Home » Op-Ed: Kentucky’s nursing shortage crisis must be addressed at all levels

Op-Ed: Kentucky’s nursing shortage crisis must be addressed at all levels

by Alison Bell, regional vice president for Western Governors University

If we don’t act now, Kentucky may not be able to care for all patients within its healthcare systems. That is the Commonwealth’s nursing shortage boiled down to one single point, which was recently launched front and center when Gov. Andy Beshear issued an executive order, which declared the state’s nursing shortage a crisis.

A shortfall of qualified healthcare professionals has been ongoing long before the COVID-19 pandemic, but the burden this public health crisis placed on our hospitals only exacerbated the problem. In fact, many nurses are even choosing to hand in their resignation letters and pursue a different career path entirely. Now, Kentucky is projected to need 16,000 nurses by 2024 in order to fill this gap due to retirements and workers leaving the profession.

Our nurses serve as a critical touchpoint in our healthcare system and we cannot afford to continue losing this essential talent needed to carry out quality care. However, there are solutions within reach to help address the dire need for nurses throughout Kentucky. That includes increasing our ability to grow our nursing talent pipeline, which can be done by eliminating capacity limits within our education system, expanding opportunities for those wanting to enter the profession and curbing burnout to help retain talent and support existing nurses.

Turning away qualified nursing candidates
Kentucky’s executive order and Senate Bill 10 both address the need to increase the Commonwealth’s capacity for nurses by lifting the limited number of nursing students that higher education institutions can admit to their programs. The American Association of Colleges of Nursing found more people are interested in pursuing this career, but many qualified candidates are rejected from programs. This organization found more than 80,000 qualified applicants nationwide were turned away in the 2019-2020 school year from undergraduate and graduate programs because of an insufficient number of faculty, clinical sites, classroom space, and clinical preceptors, as well as budget constraints.
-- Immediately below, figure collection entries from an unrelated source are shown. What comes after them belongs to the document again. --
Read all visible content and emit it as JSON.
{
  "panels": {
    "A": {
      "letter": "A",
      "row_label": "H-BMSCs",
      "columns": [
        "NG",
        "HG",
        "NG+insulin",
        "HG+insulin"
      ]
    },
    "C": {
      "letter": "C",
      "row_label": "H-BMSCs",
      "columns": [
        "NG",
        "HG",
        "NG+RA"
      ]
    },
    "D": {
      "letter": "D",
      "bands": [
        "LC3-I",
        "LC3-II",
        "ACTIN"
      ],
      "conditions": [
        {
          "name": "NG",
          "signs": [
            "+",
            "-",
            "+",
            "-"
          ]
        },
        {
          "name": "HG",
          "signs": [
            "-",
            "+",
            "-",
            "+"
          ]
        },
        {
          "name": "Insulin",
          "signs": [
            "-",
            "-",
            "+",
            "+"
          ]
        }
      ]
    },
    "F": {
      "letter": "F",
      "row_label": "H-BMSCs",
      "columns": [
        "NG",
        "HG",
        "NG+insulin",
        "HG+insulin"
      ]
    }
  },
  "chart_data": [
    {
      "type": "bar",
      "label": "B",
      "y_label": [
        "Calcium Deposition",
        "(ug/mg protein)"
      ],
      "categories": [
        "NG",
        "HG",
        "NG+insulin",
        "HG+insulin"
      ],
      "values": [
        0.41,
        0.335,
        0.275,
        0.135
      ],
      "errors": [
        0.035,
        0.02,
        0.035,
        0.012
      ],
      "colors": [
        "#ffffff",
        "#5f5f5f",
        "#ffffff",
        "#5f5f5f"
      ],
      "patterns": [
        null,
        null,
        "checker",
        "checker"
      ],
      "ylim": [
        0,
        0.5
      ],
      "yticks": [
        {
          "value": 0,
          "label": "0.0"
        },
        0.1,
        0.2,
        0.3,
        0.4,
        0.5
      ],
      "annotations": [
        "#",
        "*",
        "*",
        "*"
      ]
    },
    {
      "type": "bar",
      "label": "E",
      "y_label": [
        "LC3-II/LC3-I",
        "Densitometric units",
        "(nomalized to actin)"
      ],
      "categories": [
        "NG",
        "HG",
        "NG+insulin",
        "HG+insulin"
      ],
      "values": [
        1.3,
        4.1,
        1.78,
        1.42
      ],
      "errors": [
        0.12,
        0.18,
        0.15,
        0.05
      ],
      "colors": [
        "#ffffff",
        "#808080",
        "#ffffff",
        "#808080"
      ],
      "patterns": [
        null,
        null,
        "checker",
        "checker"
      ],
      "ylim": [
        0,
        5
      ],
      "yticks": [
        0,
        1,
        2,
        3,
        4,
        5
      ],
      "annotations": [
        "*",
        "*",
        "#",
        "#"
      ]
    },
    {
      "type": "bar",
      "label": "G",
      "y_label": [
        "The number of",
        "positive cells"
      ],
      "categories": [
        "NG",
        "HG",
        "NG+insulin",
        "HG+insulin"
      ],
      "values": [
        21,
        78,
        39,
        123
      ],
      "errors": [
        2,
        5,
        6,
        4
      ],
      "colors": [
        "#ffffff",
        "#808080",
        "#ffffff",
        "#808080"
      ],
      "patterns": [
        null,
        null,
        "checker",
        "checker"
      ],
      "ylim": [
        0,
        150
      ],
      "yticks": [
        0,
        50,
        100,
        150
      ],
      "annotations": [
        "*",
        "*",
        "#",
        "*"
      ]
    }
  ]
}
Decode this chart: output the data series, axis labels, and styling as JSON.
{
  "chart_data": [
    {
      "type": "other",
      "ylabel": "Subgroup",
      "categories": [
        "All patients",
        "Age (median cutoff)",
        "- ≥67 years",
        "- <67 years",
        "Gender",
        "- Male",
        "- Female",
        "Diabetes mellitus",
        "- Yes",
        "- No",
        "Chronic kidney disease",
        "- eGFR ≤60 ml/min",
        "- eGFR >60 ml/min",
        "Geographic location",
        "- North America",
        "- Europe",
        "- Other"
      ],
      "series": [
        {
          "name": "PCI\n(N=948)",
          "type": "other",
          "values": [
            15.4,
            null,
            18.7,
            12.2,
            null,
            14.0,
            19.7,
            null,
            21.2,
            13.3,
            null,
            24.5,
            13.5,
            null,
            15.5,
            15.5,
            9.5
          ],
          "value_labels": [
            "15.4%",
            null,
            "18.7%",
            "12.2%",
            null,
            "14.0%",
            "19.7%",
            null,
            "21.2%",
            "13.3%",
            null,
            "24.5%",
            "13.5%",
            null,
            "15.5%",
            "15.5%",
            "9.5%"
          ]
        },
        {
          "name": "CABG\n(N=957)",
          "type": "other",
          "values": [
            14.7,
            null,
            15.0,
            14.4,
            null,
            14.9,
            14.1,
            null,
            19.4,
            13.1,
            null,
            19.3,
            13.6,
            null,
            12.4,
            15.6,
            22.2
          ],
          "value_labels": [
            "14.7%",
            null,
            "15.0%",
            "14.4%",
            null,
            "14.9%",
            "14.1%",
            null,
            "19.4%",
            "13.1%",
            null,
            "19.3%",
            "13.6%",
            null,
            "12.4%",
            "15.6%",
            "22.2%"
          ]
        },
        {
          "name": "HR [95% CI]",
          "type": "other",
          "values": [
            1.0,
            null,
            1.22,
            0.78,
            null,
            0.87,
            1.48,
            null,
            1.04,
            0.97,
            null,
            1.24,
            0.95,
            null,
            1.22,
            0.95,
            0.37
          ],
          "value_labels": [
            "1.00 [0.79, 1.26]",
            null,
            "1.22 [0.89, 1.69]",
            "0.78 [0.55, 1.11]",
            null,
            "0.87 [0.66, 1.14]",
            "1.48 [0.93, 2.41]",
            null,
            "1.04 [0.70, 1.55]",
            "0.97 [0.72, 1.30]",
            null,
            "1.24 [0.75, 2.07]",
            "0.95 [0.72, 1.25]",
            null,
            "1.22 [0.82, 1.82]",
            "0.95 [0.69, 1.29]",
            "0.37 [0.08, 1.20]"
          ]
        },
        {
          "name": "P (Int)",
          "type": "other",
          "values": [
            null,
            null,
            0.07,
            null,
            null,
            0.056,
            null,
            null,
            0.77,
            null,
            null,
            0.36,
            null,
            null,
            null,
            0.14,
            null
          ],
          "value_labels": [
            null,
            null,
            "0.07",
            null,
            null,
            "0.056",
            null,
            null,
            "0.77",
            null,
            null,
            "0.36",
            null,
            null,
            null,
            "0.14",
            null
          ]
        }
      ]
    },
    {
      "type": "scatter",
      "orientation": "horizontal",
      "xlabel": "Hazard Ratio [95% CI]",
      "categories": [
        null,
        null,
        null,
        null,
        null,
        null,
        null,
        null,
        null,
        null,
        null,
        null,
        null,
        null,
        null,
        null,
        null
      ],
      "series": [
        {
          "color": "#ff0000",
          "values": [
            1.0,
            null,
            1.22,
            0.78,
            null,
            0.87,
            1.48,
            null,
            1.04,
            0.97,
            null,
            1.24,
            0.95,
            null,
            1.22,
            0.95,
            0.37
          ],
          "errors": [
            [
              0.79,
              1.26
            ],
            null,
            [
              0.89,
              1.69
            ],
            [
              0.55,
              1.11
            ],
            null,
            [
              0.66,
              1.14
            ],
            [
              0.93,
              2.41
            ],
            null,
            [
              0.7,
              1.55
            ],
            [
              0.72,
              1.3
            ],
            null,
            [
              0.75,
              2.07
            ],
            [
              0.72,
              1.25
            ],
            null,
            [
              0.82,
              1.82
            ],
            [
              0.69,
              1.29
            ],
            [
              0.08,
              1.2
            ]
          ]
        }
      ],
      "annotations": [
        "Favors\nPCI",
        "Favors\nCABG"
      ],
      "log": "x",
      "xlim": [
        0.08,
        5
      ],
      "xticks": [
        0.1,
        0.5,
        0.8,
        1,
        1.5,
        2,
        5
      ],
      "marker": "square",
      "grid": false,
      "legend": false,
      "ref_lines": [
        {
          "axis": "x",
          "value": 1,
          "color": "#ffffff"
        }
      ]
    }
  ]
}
Clear career pathways to upskill
While removing the cap of nursing school admissions is a great first step, we cannot neglect the need for more qualified nurses to educate these candidates. One way to accomplish this task is by encouraging current nurses to upskill through a competency-based model. This allows higher education institutions to meet nurses where they are, apply the experience and skills they already have and help them add more skills to their toolkit to help educate the next generation of nurses. Additionally, these programs can be completed in less time, which the Future of Nursing 2020-2030: Charting a Path to Achieve Health Equity report suggests will help improve access and encourage more nurses to take the next step in their education.

This is especially important for rural communities throughout the state who are feeling this pinch in our health systems the most. By removing barriers for students and providing them an opportunity to gain these skills quickly, we are more likely to fill these gaps. Online education options and accessible mentorship opportunities will encourage nurses to continue to work for healthcare systems in their hometowns and support rural hospital needs.

Combating burnout to retain talent
You don’t have to look much further than news headlines or your social media feed to learn that nurses everywhere are burnt out. Much of this is due to the COVID-19 pandemic and the overwhelming impact it has had and continues to have, on our healthcare system and its workforce. As we recover from this public health crisis, we find ourselves experiencing a heightened urgency to keep nurses engaged, which can be addressed by creating an education-focused environment. By encouraging our more experienced nurses to upskill and earn a master’s-level education and simultaneously leaning on more innovative models for clinical education for new nurses, we can help retain employees and strengthen our pipeline of talent for years to come, increasing the resiliency of the healthcare workforce in the wake of future challenges.

Our nurses have shown tremendous perseverance on the front lines of the COVID-19 pandemic, but our current strategy for retaining, upskilling and growing the healthcare workforce is not sustainable. It is now more clear than ever that the current shortage of talent needs to be addressed at all levels, with an emphasis on increasing access to affordable, flexible higher education programs, if we want to ensure Kentuckians are equipped with the nursing care it deserves for years to come.